Beim Vermieterverband Haus & Grund sieht man auch deshalb keinen Handlungsbedarf. „Indexmieten sind wahrlich nicht das Problem für Mieterinnen und Mieter und für Wohnungssuchende“, sagte Haus-&-Grund-Präsident Kai Warnecke unserer Redaktion. Er spricht von einem „Horrorszenario“ ohne Grundlage, die Zahlen des Mieterbunds seien „unbrauchbar“. „Indexmieten bedeuten keine automatischen Mieterhöhungen“, erklärte Warnecke. „Sie müssten Jahr für Jahr händisch vorgenommen werden.“ Die Probleme des Wohnungsmarktes lägen vor allem darin, „dass es schlicht und einfach zu wenige Wohnungen gibt“. Neubau sei derzeit unwirtschaftlich, dazu kämen die gestiegenen Energiepreise. „Die Arbeitsfelder der Bundesregierung sind folglich der Wohnungsneubau und die Energieversorgung“, sagte er.

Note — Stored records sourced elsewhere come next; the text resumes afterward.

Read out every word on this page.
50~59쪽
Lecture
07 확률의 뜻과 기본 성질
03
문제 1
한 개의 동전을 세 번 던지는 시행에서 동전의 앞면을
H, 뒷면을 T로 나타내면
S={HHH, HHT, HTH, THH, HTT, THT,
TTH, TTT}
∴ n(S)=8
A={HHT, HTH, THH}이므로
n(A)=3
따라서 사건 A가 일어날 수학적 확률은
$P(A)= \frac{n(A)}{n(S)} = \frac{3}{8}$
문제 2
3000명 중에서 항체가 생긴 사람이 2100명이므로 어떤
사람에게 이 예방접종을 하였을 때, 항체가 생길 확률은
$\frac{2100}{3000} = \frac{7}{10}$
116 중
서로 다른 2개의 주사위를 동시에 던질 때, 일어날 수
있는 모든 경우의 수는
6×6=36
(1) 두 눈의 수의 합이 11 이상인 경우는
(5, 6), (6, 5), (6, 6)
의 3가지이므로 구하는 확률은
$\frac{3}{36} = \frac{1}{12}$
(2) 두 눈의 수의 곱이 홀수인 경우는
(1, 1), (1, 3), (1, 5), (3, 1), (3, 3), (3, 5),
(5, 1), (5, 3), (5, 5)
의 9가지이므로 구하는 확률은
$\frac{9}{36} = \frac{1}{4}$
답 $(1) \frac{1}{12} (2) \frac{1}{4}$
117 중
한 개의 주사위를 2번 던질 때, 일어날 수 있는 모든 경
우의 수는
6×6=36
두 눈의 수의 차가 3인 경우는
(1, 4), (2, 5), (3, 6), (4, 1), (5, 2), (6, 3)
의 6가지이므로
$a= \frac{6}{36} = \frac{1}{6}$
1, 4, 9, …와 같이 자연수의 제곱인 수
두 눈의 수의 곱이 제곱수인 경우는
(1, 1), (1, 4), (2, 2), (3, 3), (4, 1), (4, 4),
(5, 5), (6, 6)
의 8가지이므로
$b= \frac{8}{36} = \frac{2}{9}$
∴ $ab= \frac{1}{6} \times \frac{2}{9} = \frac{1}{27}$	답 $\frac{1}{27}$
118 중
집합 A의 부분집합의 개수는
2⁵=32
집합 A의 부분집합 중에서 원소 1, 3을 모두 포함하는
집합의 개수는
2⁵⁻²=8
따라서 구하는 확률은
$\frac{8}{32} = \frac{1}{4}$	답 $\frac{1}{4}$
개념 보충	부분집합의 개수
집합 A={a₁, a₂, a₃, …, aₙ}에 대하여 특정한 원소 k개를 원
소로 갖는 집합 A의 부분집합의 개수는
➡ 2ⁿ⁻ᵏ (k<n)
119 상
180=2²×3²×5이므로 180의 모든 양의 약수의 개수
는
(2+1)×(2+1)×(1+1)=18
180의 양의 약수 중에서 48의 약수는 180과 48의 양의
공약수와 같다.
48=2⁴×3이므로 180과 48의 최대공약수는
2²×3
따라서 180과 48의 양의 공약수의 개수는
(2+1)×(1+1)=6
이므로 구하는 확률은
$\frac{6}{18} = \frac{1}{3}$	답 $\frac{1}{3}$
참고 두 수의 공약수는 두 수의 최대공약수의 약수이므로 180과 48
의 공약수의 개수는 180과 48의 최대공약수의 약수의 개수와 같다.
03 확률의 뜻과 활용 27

Allein: Es tut sich wenig – und das im gesamten Sektor der Wohnungspolitik. Grund dafür ist offenbar eine regierungsinterne Blockade: SPD und Grüne werfen FDP-Justizminister Marco Buschmann vor, bei Themen wie einer Verlängerung der Mietpreisbremse und der Senkung der sogenannten Kappungsgrenze nicht zu handeln, obwohl beides schon im Koalitionsvertrag festgehalten ist.
Differenzen in der Regierung
Die Mietpreisbremse läuft nach aktueller Gesetzeslage 2025 aus, die Ampel will sie bis 2029 verlängern. Gleichzeitig soll die Kappungsgrenze, die festlegt, um wie viel Prozent die Miete innerhalb von drei Jahren steigen darf, in angespannten Lagen von 15 auf 11 Prozent gesenkt werden. Auch soll der Betrachtungszeitraum bei der Bestimmung der ortsüblichen Vergleichsmiete ausgeweitet werden – dies dürfte sich ebenfalls bremsend auf die Mietentwicklung auswirken.
Diese Punkte wären relativ einfach umzusetzen. Dass es trotzdem bisher nicht geschehen ist, liegt daran, dass Buschmann die Mietenpolitik verknüpft haben soll mit einem anderen Feld: Aus Regierungskreisen ist zu hören, dass der Justizminister Druck aufbauen will auf die SPD, damit Innenministerin Nancy Faeser ablässt von ihrem Versuch, eine anlasslose Vorratsdatenspeicherung einzuführen.
Die rechtspolitische Sprecherin der FDP, Katrin Helling-Plahr, nimmt Buschmann in Schutz: „Die von uns Liberalen eigentlich nicht favorisierte Mietpreisbremse wird vor Auslaufen verlängert“, sagte sie. „Ob allerdings jetzt oder in einem halben Jahr, macht für Mieter keinen Unterschied.“
SPD und Grünen riet sie, „lieber ihren eigenen Ministern auf die Finger zu schauen“, statt sich in „Phantomdebatten“ zu verlieren. „Denn dem Ziel der Bundesregierung, 400 000 neue Wohnungen im Jahr zu schaffen, hinkt diese weit hinterher.“ Das hatte Bauministerin Klara Geywitz (SPD) kürzlich selbst eingeräumt – und das Ziel für dieses Jahr abgeräumt.